- Morgan Stanley's equity analysts expect 2019 to be a year of consolidation for the stock market.
- They compiled a list of 25 stocks that should be able to grow their earnings independently of broader market weakness or an economic slowdown.
The stock market has reached a critical juncture that changes the game for investors, according to analysts at Morgan Stanley.
They expect the growth companies that have led gains for most of this bull market run to give way to value stocks. Also, they expect valuation metrics like price-to-earnings ratios to matter more than earnings growth in stock selection.
But don't take this viewpoint as the death knell for companies with outsize growth. Morgan Stanley expects select stocks to continue growing their earnings — and, subsequently, their stock prices — even as the market consolidates. Additionally, these companies offer competitive advantages like market-share gains and pricing power that should help them continue growing even if there is a slowdown in the global economy.
In a client note, the analysts listed 25 of these North American companies that have been classified as growth companies for 48 straight months and have generated positive revenue growth in each of the past 12 quarters.
What's more, only stocks they rated overweight or equal weight made the cut.
That's where Morgan Stanley's work ends, however. The analysts cautioned that investors would still need to study the specific risks and opportunities attached to each company so they know the range of outcomes to expect.
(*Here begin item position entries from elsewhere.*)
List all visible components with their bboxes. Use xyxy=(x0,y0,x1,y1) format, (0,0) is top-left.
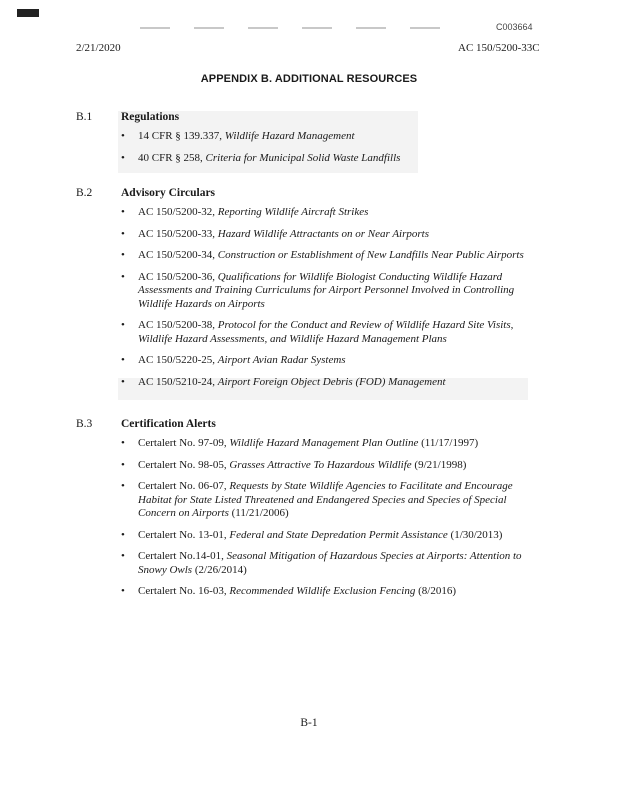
section-list xyxy=(121,437,541,607)
list-item: • Certalert No. 16-03, Recommended Wildlife Exclusion Fencing (8/2016) xyxy=(121,585,457,597)
list-item: • AC 150/5200-34, Construction or Establishment of New Landfills Near Public Airports xyxy=(121,249,524,261)
bullet-icon: • xyxy=(121,375,125,388)
bullet-icon: • xyxy=(121,249,125,261)
list-item: • Certalert No. 98-05, Grasses Attractive To Hazardous Wildlife (9/21/1998) xyxy=(121,458,467,471)
document-id: C003664 xyxy=(496,22,533,32)
bullet-icon: • xyxy=(121,550,125,562)
section-number: B.2 xyxy=(76,187,93,199)
bullet-icon: • xyxy=(121,354,125,366)
list-item: • Certalert No. 13-01, Federal and State Depredation Permit Assistance (1/30/2013) xyxy=(121,528,503,541)
section-number: B.3 xyxy=(76,418,93,430)
section-list xyxy=(121,130,541,173)
list-item: • AC 150/5200-32, Reporting Wildlife Aircraft Strikes xyxy=(121,206,369,218)
bullet-icon: • xyxy=(121,480,125,492)
list-item: • AC 150/5200-36, Qualifications for Wildlife Biologist Conducting Wildlife Hazard Assessments and Training Curriculums for Airport Personnel Involved in Controlling Wildlife Hazards on Airports xyxy=(121,270,515,310)
list-item: • Certalert No. 97-09, Wildlife Hazard Management Plan Outline (11/17/1997) xyxy=(121,437,479,449)
faint-bleed-through-header xyxy=(140,27,440,31)
section-number: B.1 xyxy=(76,111,93,123)
list-item: • AC 150/5220-25, Airport Avian Radar Systems xyxy=(121,354,346,366)
list-item: • AC 150/5200-33, Hazard Wildlife Attractants on or Near Airports xyxy=(121,227,430,240)
bullet-icon: • xyxy=(121,151,125,164)
bullet-icon: • xyxy=(121,270,125,283)
section-title: Certification Alerts xyxy=(121,418,216,430)
bullet-icon: • xyxy=(121,585,125,597)
list-item: • AC 150/5210-24, Airport Foreign Object Debris (FOD) Management xyxy=(121,375,446,388)
page-number: B-1 xyxy=(300,717,318,729)
page-title: APPENDIX B. ADDITIONAL RESOURCES xyxy=(200,73,418,85)
bullet-icon: • xyxy=(121,206,125,218)
section-list xyxy=(121,206,541,397)
bullet-icon: • xyxy=(121,319,125,331)
list-item: • 40 CFR § 258, Criteria for Municipal Solid Waste Landfills xyxy=(121,151,401,164)
list-item: • Certalert No. 06-07, Requests by State Wildlife Agencies to Facilitate and Encourage Habitat for State Listed Threatened and Endangered Species and Species of Special Concern on Airports (11/21/2006) xyxy=(121,480,513,519)
list-item: • Certalert No.14-01, Seasonal Mitigation of Hazardous Species at Airports: Attention to Snowy Owls (2/26/2014) xyxy=(121,550,522,576)
header-date: 2/21/2020 xyxy=(76,42,121,54)
section-title: Advisory Circulars xyxy=(121,187,216,199)
bullet-icon: • xyxy=(121,437,125,449)
section-title: Regulations xyxy=(121,111,180,123)
bullet-icon: • xyxy=(121,130,125,142)
scan-corner-mark xyxy=(17,9,39,17)
bullet-icon: • xyxy=(121,458,125,471)
list-item: • 14 CFR § 139.337, Wildlife Hazard Management xyxy=(121,130,355,142)
list-item: • AC 150/5200-38, Protocol for the Conduct and Review of Wildlife Hazard Site Visits, Wildlife Hazard Assessments, and Wildlife Hazard Management Plans xyxy=(121,319,514,345)
bullet-icon: • xyxy=(121,227,125,240)
bullet-icon: • xyxy=(121,528,125,541)
header-ac-number: AC 150/5200-33C xyxy=(458,42,540,54)
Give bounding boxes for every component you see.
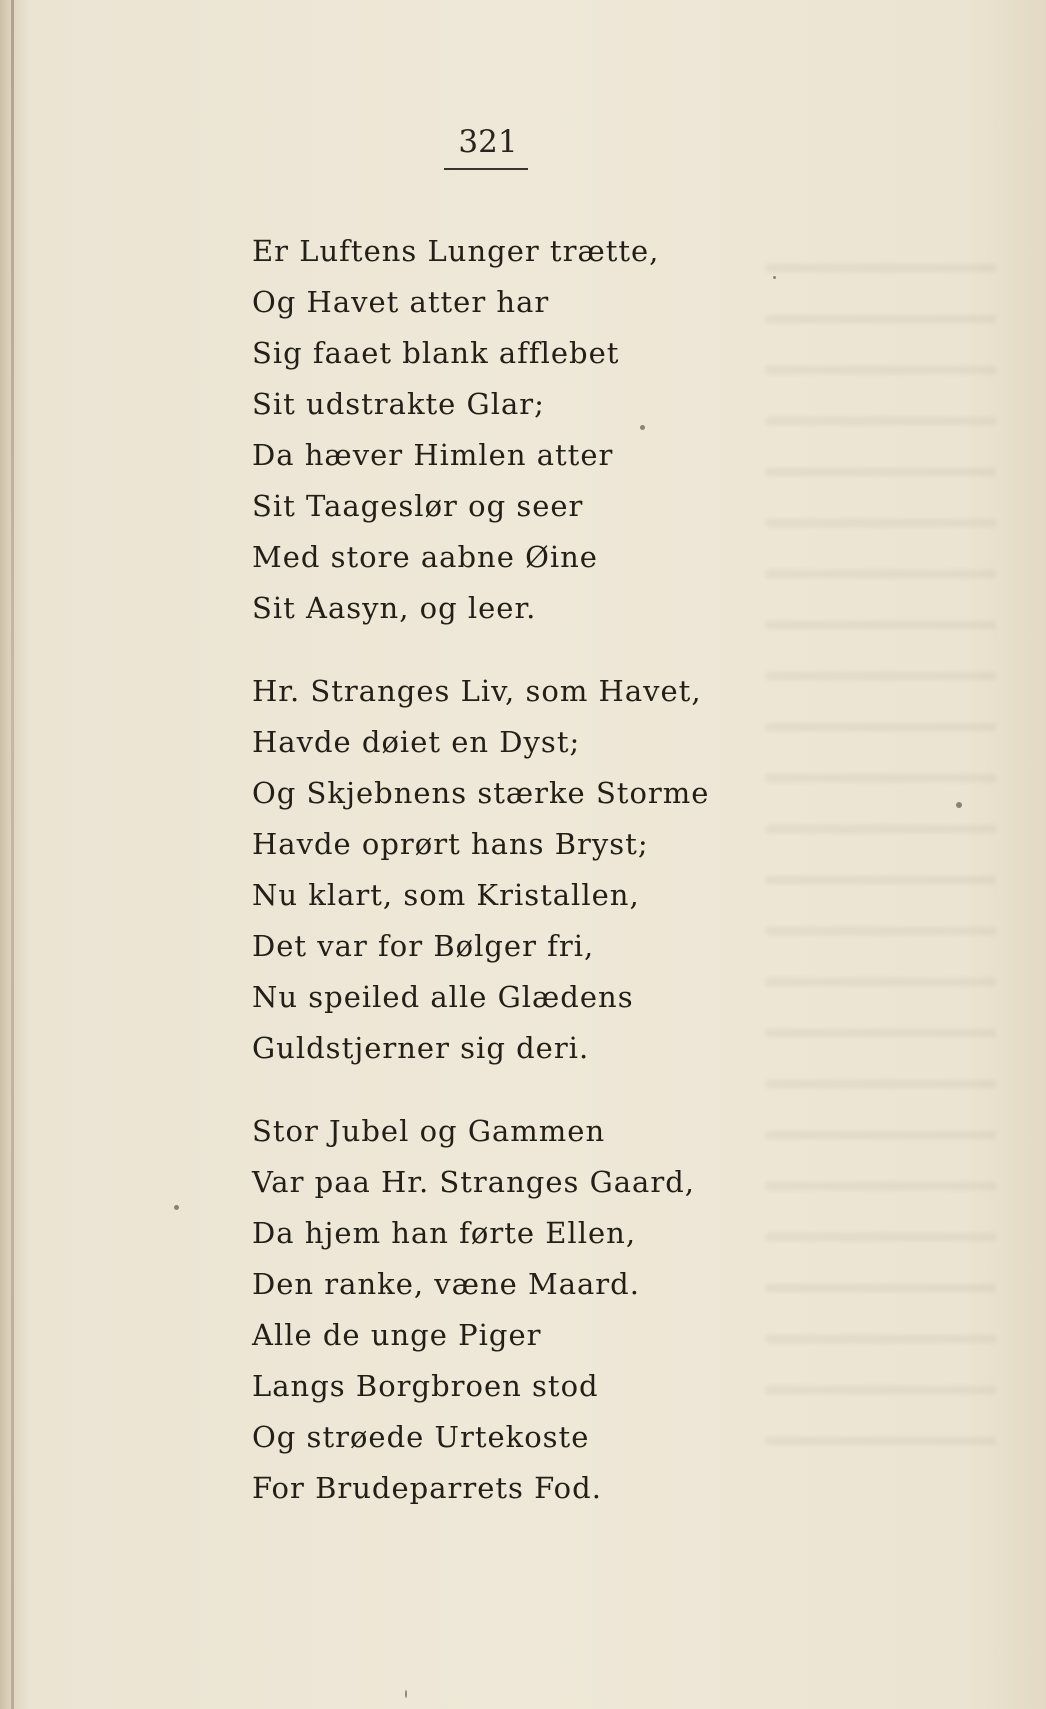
paper-speck — [956, 802, 962, 808]
paper-speck — [174, 1205, 179, 1210]
verse-line: Var paa Hr. Stranges Gaard, — [252, 1165, 695, 1199]
verse-line: Nu klart, som Kristallen, — [252, 878, 640, 912]
verse-line: Langs Borgbroen stod — [252, 1369, 599, 1403]
verse-line: Det var for Bølger fri, — [252, 929, 595, 963]
verse-line: Havde oprørt hans Bryst; — [252, 827, 649, 861]
page-gutter — [11, 0, 14, 1709]
header-rule — [444, 168, 528, 170]
stanza — [252, 666, 752, 1074]
show-through-text — [766, 230, 996, 1480]
verse-line: Alle de unge Piger — [252, 1318, 542, 1352]
verse-line: Med store aabne Øine — [252, 540, 598, 574]
verse-line: Hr. Stranges Liv, som Havet, — [252, 674, 702, 708]
paper-speck — [773, 276, 776, 279]
paper-speck — [405, 1690, 407, 1698]
verse-line: Sit udstrakte Glar; — [252, 387, 545, 421]
verse-line: Sit Taageslør og seer — [252, 489, 584, 523]
verse-line: Er Luftens Lunger trætte, — [252, 234, 660, 268]
verse-line: Nu speiled alle Glædens — [252, 980, 634, 1014]
verse-line: Guldstjerner sig deri. — [252, 1031, 590, 1065]
verse-line: Og strøede Urtekoste — [252, 1420, 590, 1454]
verse-line: Stor Jubel og Gammen — [252, 1114, 606, 1148]
page-number: 321 — [458, 124, 518, 160]
verse-line: Sig faaet blank afflebet — [252, 336, 620, 370]
verse-line: Havde døiet en Dyst; — [252, 725, 581, 759]
verse-line: Og Havet atter har — [252, 285, 550, 319]
poem — [252, 226, 752, 1546]
verse-line: Den ranke, væne Maard. — [252, 1267, 640, 1301]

But the analysts have high conviction that these 25 names will stand tall in the face of market adversity.
Here are the stocks:
1. Adobe

Ticker:ADBE
12-month performance: 41%
Comment:"Adobe is participating in a ~$108B total addressable market (TAM) with strong secular tailwinds around digital content creation, digital marketing,and eCommerce," Keith Weiss said.
"As Adobe integrates recent acquisitions of Marketo and Magento into an already rich product portfolio, we see the possibility for the company to widen its competitive moat. Together, we see these secular forces supporting both revenue and above-market EPS growth."
Source: Morgan Stanley
2. Alphabet

Ticker:GOOGL
12-month performance: 5.5%
Comment:"As the dominant player in paid search, Google continues to benefit from secular growth as advertising dollars shift into digital," Brian Nowak said.
"Google also owns YouTube, the leader in online video advertising, an industry we believe will grow by nearly 25% from 2017 to 2020 to ~$22bn in the US alone."
Source: Morgan Stanley
3. Amazon

Ticker:AMZN
12-month performance: 44%
Comment:"As the dominant player in US eCommerce, Amazon continues to experience secular growth as retail dollars shift online," Nowak said.
"As Amazon scales its logistics network and expands its Prime membership program globally, we see a significant opportunity to capture a larger piece of the ~$1tn worldwide eCommerce market (ex China)."